The seventeen linen handkerchiefs each folded into the shape of an envelope are presented in an ordered alignment in three vertical display cases. The handkerchief-envelopes are open at the back and show fragmentary information inside, where signs, writing, and graphics are juxtaposed. The arrangement of the envelopes in a regular sequence is interrupted by an empty space.

The absence of one of the envelopes reminds us that the information is incomplete and that it is with difficulty that we could access the intimate and private space that the letters represent. Only in a fragmentary way, establishing links among the contents of the different handkerchiefs, we reconstruct, more than a story, an atmosphere of a time when the experience of a journey was synonymous with expedition and adventure.

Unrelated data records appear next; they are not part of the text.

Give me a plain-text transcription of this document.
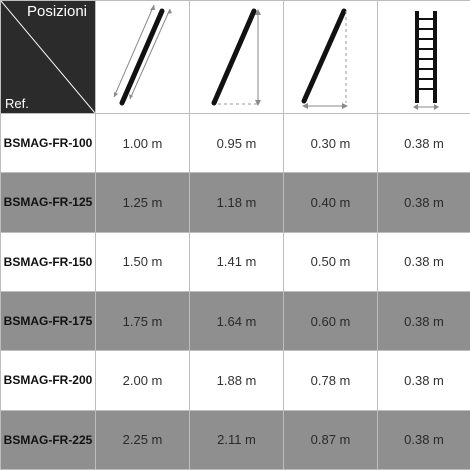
Posizioni
Ref.

BSMAG-FR-100	1.00 m	0.95 m	0.30 m	0.38 m
BSMAG-FR-125	1.25 m	1.18 m	0.40 m	0.38 m
BSMAG-FR-150	1.50 m	1.41 m	0.50 m	0.38 m
BSMAG-FR-175	1.75 m	1.64 m	0.60 m	0.38 m
BSMAG-FR-200	2.00 m	1.88 m	0.78 m	0.38 m
BSMAG-FR-225	2.25 m	2.11 m	0.87 m	0.38 m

Walter Benjamin, in his account The Handkerchief, reveals to us the veracity and the key to the story narrated by an old sailor who sees a waving handkerchief while the port of Barcelona moves away, and it is in this precise moment when focusing his binoculars that the writer recognises, in a corner of the handkerchief, the emblem of its previous enigmatic owner.

In Burmese Letters too, when we focus our sight on the textile surface of the handkerchief collection, additional information appears.